Merci de ce partage si bien illustré
Amicalement
Jacqueline
Déplorable en effet, ainsi va le monde... Pour ma part, et même si j'ai une page facebook (2 amis, un vrai bolosse comme disent les jeunes !), je ne la consulte que très rarement et ne communique pas dessus (j'y mets toutefois parfois des liens pour des causes humanitaires, et que je juge dignes de foi). Merci pour votre avis élogieux pour mon billet destiné aux membres d'Arts et Lettres, c'est pour moi un réconfort et l'assurance de toucher des personnes, des amis avec qui j'ai des goûts et des valeurs en commun. Je n'utilise pas A&L comme vitrine (je n'ai rien à vendre, et je ne promeus pas cette exposition, qui m'a simplement intéressé et ébloui. J'essaye juste d'apporter de l'information et partager mes émotions. Merci Robert Paul. Bien amicalement à tous.
Tous mes remerciements à Michel Lansardière pour son magnifique billet.
Mais un nouvel élément intervient pour ternir la joie qu'offre cette communication: j'ai en effet publié le lien de ce billet sur mon compte facebook, et, pour la première fois est apparu un lien facebook "promouvoir", comme vous pouvez constater sur cette copie d'écran:
et quand je clique sur ce lien "promouvoir", voici qu'on me demande de payer pour cela:
copie d'écran (avec mon numéro de téléphone masqué):
Voilà, ce ne sont plus dorénavant des "essais" de facebook: c'est devenu une réalité qui va progressivement se déployer pour tous les membres de facebook: si vous désirez que votre lien ne soit plus vu que par une infime partie de vos amis comme c'était le cas jusqu'à présent, il vous faudra débourser monnaie sonnante et trébuchante pour que cela soir lisible par un plus grand nombre de vos amis.
Je rappelle avec insistance que sur arts et lettres, ce billet sera non seulement vu par les membres, mais également par tous les consultants extérieurs du réseau non membres. J'insiste sur le fait que plus de 100 000 pages du réseau sont consultées mensuellement par tous les visiteurs du site, membres et non membres.
Vous jugerez aisément qu'il est en train de se passer une mutation considérable en ce qui concerne la communication dans les réseaux sociaux.
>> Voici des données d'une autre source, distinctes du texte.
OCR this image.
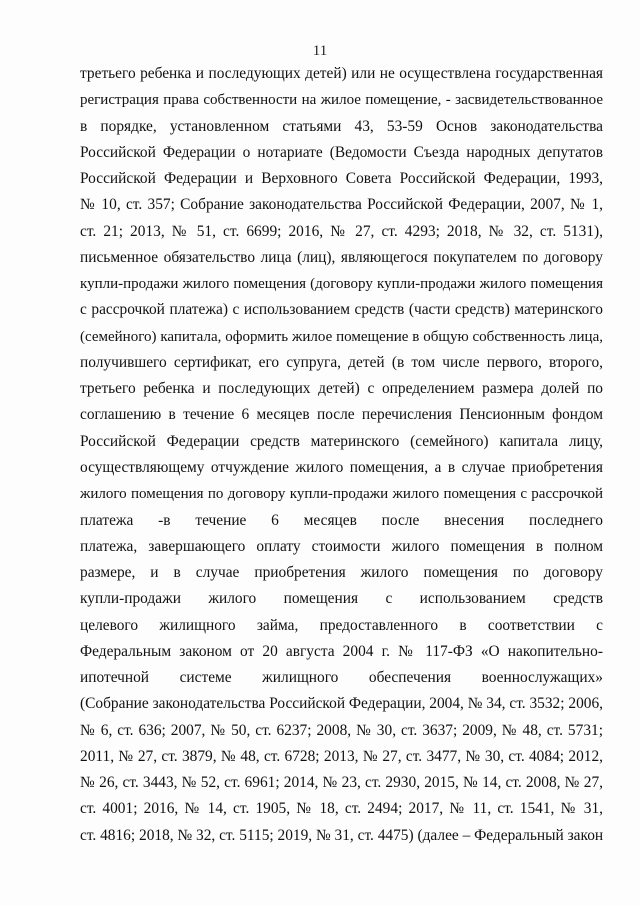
11
третьего ребенка и последующих детей) или не осуществлена государственная
регистрация права собственности на жилое помещение, - засвидетельствованное
в порядке, установленном статьями 43, 53-59 Основ законодательства
Российской Федерации о нотариате (Ведомости Съезда народных депутатов
Российской Федерации и Верховного Совета Российской Федерации, 1993,
№ 10, ст. 357; Собрание законодательства Российской Федерации, 2007, № 1,
ст. 21; 2013, № 51, ст. 6699; 2016, № 27, ст. 4293; 2018, № 32, ст. 5131),
письменное обязательство лица (лиц), являющегося покупателем по договору
купли-продажи жилого помещения (договору купли-продажи жилого помещения
с рассрочкой платежа) с использованием средств (части средств) материнского
(семейного) капитала, оформить жилое помещение в общую собственность лица,
получившего сертификат, его супруга, детей (в том числе первого, второго,
третьего ребенка и последующих детей) с определением размера долей по
соглашению в течение 6 месяцев после перечисления Пенсионным фондом
Российской Федерации средств материнского (семейного) капитала лицу,
осуществляющему отчуждение жилого помещения, а в случае приобретения
жилого помещения по договору купли-продажи жилого помещения с рассрочкой
платежа -в течение 6 месяцев после внесения последнего
платежа, завершающего оплату стоимости жилого помещения в полном
размере, и в случае приобретения жилого помещения по договору
купли-продажи жилого помещения с использованием средств
целевого жилищного займа, предоставленного в соответствии с
Федеральным законом от 20 августа 2004 г. № 117-ФЗ «О накопительно-
ипотечной системе жилищного обеспечения военнослужащих»
(Собрание законодательства Российской Федерации, 2004, № 34, ст. 3532; 2006,
№ 6, ст. 636; 2007, № 50, ст. 6237; 2008, № 30, ст. 3637; 2009, № 48, ст. 5731;
2011, № 27, ст. 3879, № 48, ст. 6728; 2013, № 27, ст. 3477, № 30, ст. 4084; 2012,
№ 26, ст. 3443, № 52, ст. 6961; 2014, № 23, ст. 2930, 2015, № 14, ст. 2008, № 27,
ст. 4001; 2016, № 14, ст. 1905, № 18, ст. 2494; 2017, № 11, ст. 1541, № 31,
ст. 4816; 2018, № 32, ст. 5115; 2019, № 31, ст. 4475) (далее – Федеральный закон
Et bien, pour ce qui est de ma part, ce beau billet de Michel Lansardière sera visible par bon nombre de personnes et je demande expressément de donner votre avis sur cette précieuse communication.
Merci d'avance
Robert Paul
Merci pour vos appréciations. J'ajouterai ce week-end quelques photos et informations, notamment sur les mosaïques de pierres dures et autres objets de curiosité.